On this night, she bathed her son and was applying a cream ointment that seemed to be working well at stopping the itching. Drew lay snuggling in his mother's lap, lulled by the bath; dry and warm. Leitao began rubbing the ointment on her son in gentle, circular motions, something unusual happened. A fiber-like substance came from Drew's skin. She collected a sample of the fibers and got her son's $8 Radio Shack microscope and looked at the fibers. Since that night, she's examined those strands-and others-under various microscopes at the University of Massachusetts and, later, as a medical researcher at a Boston hospital.
The fibers now obsess her completely because what she sees in people with Morgellon Disease-a name she coined based on her research of the research done by Sir Thomas Browne of a medical malady he discovered in 1690-are at odds with the American medical community which says Morgellons does not exist.
But if you ask former Oakland Athletic relief pitcher Billy Koch or his wife Brandi, they will assure you it exists.

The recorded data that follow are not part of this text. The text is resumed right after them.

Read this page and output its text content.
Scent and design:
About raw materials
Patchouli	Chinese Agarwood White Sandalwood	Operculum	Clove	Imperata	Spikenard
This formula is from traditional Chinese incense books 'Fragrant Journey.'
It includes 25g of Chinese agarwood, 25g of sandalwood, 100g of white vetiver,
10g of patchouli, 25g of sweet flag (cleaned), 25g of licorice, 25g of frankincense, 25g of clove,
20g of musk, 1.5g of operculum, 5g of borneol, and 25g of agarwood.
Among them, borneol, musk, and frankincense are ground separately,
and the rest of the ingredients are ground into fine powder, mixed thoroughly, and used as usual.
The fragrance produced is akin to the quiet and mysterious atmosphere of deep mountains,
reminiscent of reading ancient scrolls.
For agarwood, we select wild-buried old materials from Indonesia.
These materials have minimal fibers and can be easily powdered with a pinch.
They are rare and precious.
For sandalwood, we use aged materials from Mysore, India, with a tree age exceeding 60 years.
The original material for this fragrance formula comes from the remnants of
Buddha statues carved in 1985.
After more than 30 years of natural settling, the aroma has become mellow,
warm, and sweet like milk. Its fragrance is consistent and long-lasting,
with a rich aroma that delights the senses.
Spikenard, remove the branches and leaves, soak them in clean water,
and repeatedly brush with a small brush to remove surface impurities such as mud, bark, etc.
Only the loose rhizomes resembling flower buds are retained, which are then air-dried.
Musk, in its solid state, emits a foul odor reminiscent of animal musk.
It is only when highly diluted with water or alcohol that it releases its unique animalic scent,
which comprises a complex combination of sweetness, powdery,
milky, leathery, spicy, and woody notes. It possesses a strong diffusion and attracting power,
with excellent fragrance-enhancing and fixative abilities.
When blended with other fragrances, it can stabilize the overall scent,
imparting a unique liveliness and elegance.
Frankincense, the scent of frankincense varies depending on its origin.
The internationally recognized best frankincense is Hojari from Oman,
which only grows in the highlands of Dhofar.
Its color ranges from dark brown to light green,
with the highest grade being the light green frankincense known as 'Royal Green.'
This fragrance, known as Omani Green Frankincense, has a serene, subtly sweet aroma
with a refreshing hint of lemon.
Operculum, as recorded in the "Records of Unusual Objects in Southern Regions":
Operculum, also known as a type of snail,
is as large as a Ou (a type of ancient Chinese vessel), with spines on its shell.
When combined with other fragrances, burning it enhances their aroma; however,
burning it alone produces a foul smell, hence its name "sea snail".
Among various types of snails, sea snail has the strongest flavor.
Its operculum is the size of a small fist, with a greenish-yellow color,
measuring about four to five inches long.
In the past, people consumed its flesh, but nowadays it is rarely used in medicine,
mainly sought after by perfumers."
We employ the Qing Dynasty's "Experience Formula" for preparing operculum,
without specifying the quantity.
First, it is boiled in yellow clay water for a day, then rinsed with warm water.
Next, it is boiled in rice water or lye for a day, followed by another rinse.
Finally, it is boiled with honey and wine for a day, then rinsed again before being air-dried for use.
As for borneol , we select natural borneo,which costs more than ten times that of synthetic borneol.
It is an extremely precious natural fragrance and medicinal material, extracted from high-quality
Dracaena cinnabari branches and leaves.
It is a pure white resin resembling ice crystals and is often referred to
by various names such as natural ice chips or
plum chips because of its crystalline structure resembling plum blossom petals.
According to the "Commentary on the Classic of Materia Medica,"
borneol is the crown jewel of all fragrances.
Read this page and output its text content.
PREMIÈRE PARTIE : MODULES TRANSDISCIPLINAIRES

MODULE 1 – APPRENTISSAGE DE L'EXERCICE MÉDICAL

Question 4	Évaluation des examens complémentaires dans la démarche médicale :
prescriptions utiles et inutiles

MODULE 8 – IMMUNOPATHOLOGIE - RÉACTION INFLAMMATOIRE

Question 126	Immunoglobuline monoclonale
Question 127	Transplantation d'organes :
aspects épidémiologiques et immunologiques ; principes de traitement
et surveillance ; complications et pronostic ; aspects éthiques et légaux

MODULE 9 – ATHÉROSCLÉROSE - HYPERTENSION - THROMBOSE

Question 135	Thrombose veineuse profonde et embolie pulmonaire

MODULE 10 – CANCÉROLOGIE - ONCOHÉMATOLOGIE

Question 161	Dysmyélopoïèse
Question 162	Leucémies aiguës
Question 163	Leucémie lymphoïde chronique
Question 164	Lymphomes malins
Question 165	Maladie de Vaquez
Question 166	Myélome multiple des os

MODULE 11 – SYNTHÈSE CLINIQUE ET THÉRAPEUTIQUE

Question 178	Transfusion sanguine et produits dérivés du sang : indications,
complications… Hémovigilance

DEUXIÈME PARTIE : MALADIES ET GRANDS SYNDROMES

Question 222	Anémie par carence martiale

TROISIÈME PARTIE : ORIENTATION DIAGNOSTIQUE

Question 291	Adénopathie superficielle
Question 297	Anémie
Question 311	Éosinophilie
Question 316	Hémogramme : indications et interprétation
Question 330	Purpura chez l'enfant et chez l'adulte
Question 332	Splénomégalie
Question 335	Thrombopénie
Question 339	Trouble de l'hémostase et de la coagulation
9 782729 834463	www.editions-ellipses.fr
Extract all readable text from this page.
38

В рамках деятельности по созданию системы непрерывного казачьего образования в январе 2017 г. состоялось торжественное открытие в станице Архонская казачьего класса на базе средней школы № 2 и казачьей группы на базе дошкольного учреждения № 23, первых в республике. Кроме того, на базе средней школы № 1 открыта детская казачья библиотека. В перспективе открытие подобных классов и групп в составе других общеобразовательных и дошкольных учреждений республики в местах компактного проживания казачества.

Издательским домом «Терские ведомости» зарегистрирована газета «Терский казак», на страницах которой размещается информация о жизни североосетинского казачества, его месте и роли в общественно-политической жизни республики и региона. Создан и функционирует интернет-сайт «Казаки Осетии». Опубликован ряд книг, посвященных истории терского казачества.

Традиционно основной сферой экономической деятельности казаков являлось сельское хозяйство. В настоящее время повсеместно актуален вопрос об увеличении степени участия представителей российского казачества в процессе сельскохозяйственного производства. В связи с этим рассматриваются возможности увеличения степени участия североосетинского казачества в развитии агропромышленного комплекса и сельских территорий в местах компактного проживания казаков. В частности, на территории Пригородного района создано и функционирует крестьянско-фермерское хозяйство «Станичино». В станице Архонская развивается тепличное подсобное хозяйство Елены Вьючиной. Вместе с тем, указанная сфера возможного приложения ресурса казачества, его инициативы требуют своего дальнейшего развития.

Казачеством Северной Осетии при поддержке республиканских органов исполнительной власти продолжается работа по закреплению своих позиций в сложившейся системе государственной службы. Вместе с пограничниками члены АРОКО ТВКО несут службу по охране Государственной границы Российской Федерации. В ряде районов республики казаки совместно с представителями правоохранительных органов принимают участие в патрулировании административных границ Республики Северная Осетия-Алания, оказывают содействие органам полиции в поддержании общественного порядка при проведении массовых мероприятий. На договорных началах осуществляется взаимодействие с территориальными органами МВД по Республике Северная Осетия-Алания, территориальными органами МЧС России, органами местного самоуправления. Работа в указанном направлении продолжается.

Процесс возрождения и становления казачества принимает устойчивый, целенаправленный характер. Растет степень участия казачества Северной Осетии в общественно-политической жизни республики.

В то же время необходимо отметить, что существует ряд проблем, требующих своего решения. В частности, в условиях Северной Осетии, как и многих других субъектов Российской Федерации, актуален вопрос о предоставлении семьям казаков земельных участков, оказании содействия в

When Morgellons struck Koch, he was transferred from the Toronto Blue Jays to Oakland, and from Oakland to Chicago; and finally, from Chicago back to Toronto. He developed the mysterious illness-Morgellons Disease-in 2004. So did his wife Brandi and their three children. The mysterious illness? According to Brandi Koch, it consisted of strings and black specks coming out of their skin. "[Billy] freaked out," she said. "He wanted to ignore it. I wanted to, too. But when it comes to your kids, you gotta stop ignoring it." In two years Koch was out of baseball. The fans couldn't understand the illness, because his body didn't twitch and he showed no signs that he was sick when he pitched. Except, he stopped winning games. And the teams that owned his contract wanted to dump him.
When it first struck Brandi Koch, she said she began increasingly forgetful and detached. Her doctor diagnosed her as having Lymes Disease, "Then," she said, "the horror really started. I noticed there was some kind of matter coming out of my skin, not just where I had sores." Prior to the illness, she worked regularly and competed in 10K runs. Then her legs and arms began to swell, and, for no reason, she got lesions on her back. Doctors decided she had an autoimmune disease, perhaps arthritis. Then they decided it was probably scleroderma. Doctors had no idea what was wrong, and chose to ignore the fibers, which she insisted were coming out of her skin. The doctors decided the threadlike substance was fibers from the clothing she wore, and refused to associate it with her illness.